2. Mehr arbeitende Myosinköpfe

Des Weiteren könnte die gesteigerte Kraft zusätzlich durch eine größere Zahl aktiv gebundener Myosinköpfe erklärt werden. Ein Myosinmolekül besteht aus zwei Myosinköpfen, wovon unter konzentrischer Kontraktion immer nur einer am Aktin andockt. Als Antwort auf die höhere Spannung im Muskel während aktiver Dehnung (Exzentrik) kommt es nun dazu, dass beide Myosinköpfe gleichzeitig eine Verbindung eingehen. Interessanterweise wird dafür aber nur die gleiche Menge Energie benötigt, das bedeutet doppelt so viele Myosinverbindungen bei gleichem Energieverbrauch.

Wie profitiert man in der Praxis von exzentrischem Training?

Exzentrisches Krafttraining (EKT) wird häufig mit dem Ziel eingesetzt, die sportliche Leistungsfähigkeit zu verbessern und Kraft und Muskulatur aufzubauen. Immer häufiger wird diese Trainingsform auch im präventiven und rehabilitativen Bereich eingesetzt, um vor allem das Muskel-Sehnen-System zu kräftigen oder wieder schmerzfrei zu machen. Besonders bei Tendinopathien (Überlastungserscheinungen, die mit pathologischen Veränderungen des Gewebes einhergehen) hat sich EKT als sehr effektiv erwiesen.
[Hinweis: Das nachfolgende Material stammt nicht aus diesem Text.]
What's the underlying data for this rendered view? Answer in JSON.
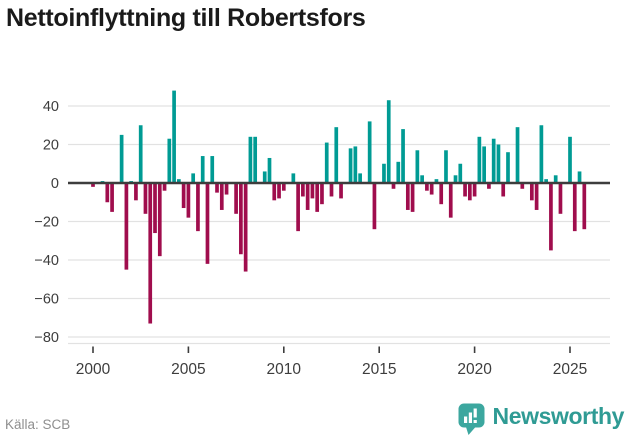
{
  "title": "Nettoinflyttning till Robertsfors",
  "footer": {
    "source": "Källa: SCB",
    "brand": "Newsworthy"
  },
  "colors": {
    "positive_bar": "#009B94",
    "negative_bar": "#A00D4D",
    "grid": "#E2E2E2",
    "zero_line": "#3D3D3D",
    "axis_text": "#3D3D3D",
    "title_text": "#1A1A1A",
    "source_text": "#8F8F8F",
    "brand_icon": "#3CA79F",
    "brand_text": "#2F9B94"
  },
  "chart_data": {
    "type": "bar",
    "title": "Nettoinflyttning till Robertsfors",
    "x_unit": "quarter",
    "start_period": "2000 Q1",
    "end_period": "2025 Q4",
    "values": [
      -2,
      0,
      1,
      -10,
      -15,
      0,
      25,
      -45,
      1,
      -9,
      30,
      -16,
      -73,
      -26,
      -38,
      -4,
      23,
      48,
      2,
      -13,
      -18,
      5,
      -25,
      14,
      -42,
      14,
      -5,
      -14,
      -6,
      0,
      -16,
      -37,
      -46,
      24,
      24,
      0,
      6,
      13,
      -9,
      -8,
      -4,
      0,
      5,
      -25,
      -7,
      -14,
      -8,
      -15,
      -11,
      21,
      -7,
      29,
      -8,
      0,
      18,
      19,
      5,
      0,
      32,
      -24,
      0,
      10,
      43,
      -3,
      11,
      28,
      -14,
      -15,
      17,
      4,
      -4,
      -6,
      2,
      -11,
      17,
      -18,
      4,
      10,
      -7,
      -9,
      -7,
      24,
      19,
      -3,
      23,
      20,
      -7,
      16,
      0,
      29,
      -3,
      0,
      -9,
      -14,
      30,
      2,
      -35,
      4,
      -16,
      0,
      24,
      -25,
      6,
      -24
    ],
    "x_tick_labels": [
      "2000",
      "2005",
      "2010",
      "2015",
      "2020",
      "2025"
    ],
    "y_ticks": [
      40,
      20,
      0,
      -20,
      -40,
      -60,
      -80
    ],
    "y_tick_labels": [
      "40",
      "20",
      "0",
      "−20",
      "−40",
      "−60",
      "−80"
    ],
    "ylim": [
      -80,
      50
    ],
    "grid": "horizontal",
    "legend": "none",
    "positive_color": "#009B94",
    "negative_color": "#A00D4D"
  }
}
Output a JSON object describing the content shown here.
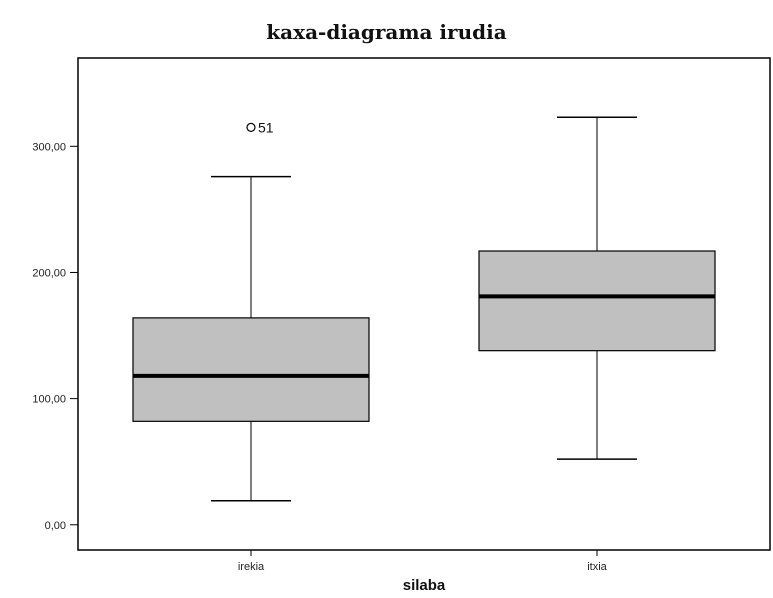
{
  "chart_data": {
    "type": "boxplot",
    "title": "kaxa-diagrama irudia",
    "xlabel": "silaba",
    "ylabel": "",
    "ylim": [
      -20,
      370
    ],
    "yticks": [
      {
        "value": 0,
        "label": "0,00"
      },
      {
        "value": 100,
        "label": "100,00"
      },
      {
        "value": 200,
        "label": "200,00"
      },
      {
        "value": 300,
        "label": "300,00"
      }
    ],
    "categories": [
      "irekia",
      "itxia"
    ],
    "boxes": [
      {
        "category": "irekia",
        "min": 19,
        "q1": 82,
        "median": 118,
        "q3": 164,
        "max": 276,
        "outliers": [
          {
            "value": 315,
            "label": "51"
          }
        ]
      },
      {
        "category": "itxia",
        "min": 52,
        "q1": 138,
        "median": 181,
        "q3": 217,
        "max": 323,
        "outliers": []
      }
    ],
    "colors": {
      "box_fill": "#c0c0c0",
      "stroke": "#000000"
    }
  }
}
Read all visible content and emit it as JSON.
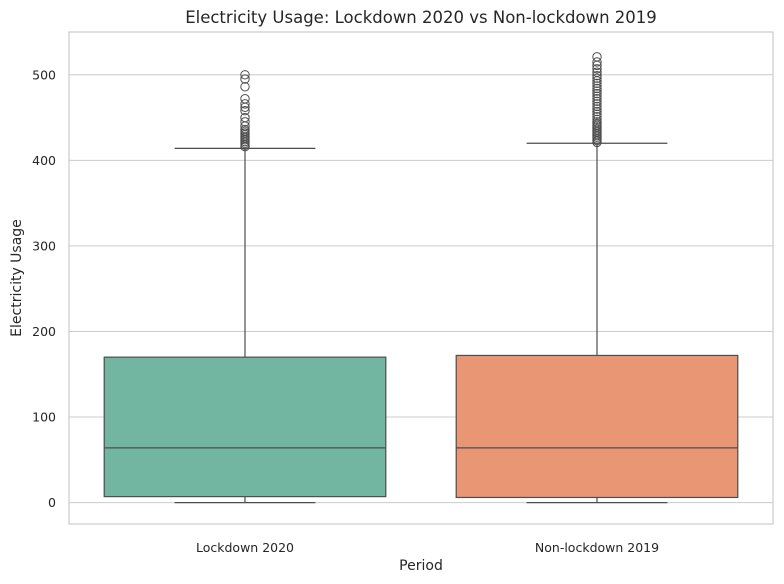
{
  "chart_data": {
    "type": "box",
    "title": "Electricity Usage: Lockdown 2020 vs Non-lockdown 2019",
    "xlabel": "Period",
    "ylabel": "Electricity Usage",
    "ylim": [
      -25,
      550
    ],
    "yticks": [
      0,
      100,
      200,
      300,
      400,
      500
    ],
    "grid": "y",
    "categories": [
      "Lockdown 2020",
      "Non-lockdown 2019"
    ],
    "boxes": [
      {
        "label": "Lockdown 2020",
        "color": "#72b6a1",
        "whisker_low": 0,
        "q1": 7,
        "median": 64,
        "q3": 170,
        "whisker_high": 414,
        "outliers": [
          416,
          418,
          420,
          422,
          424,
          426,
          428,
          430,
          432,
          434,
          436,
          440,
          445,
          450,
          458,
          462,
          466,
          472,
          486,
          495,
          500
        ]
      },
      {
        "label": "Non-lockdown 2019",
        "color": "#e99675",
        "whisker_low": 0,
        "q1": 6,
        "median": 64,
        "q3": 172,
        "whisker_high": 420,
        "outliers": [
          421,
          423,
          425,
          427,
          429,
          431,
          433,
          435,
          437,
          439,
          441,
          443,
          445,
          448,
          451,
          454,
          457,
          460,
          463,
          466,
          469,
          472,
          475,
          478,
          481,
          484,
          487,
          490,
          493,
          496,
          499,
          503,
          507,
          511,
          515,
          521
        ]
      }
    ]
  }
}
Exzentrisches Krafttraining für Kraft und Muskelaufbau

Eine Vielzahl an Studien schreibt dem exzentrischen Krafttraining einen größeren Hypertrophieeffekt und ein größeres Potenzial für eine Kraftsteigerung zu als dem konzentrischen oder isometrischen Training. Aber Achtung: Anpassungen ans Krafttraining sind immer höchst speziell und so passt sich der Körper auch spezifisch der Kontraktionsform an.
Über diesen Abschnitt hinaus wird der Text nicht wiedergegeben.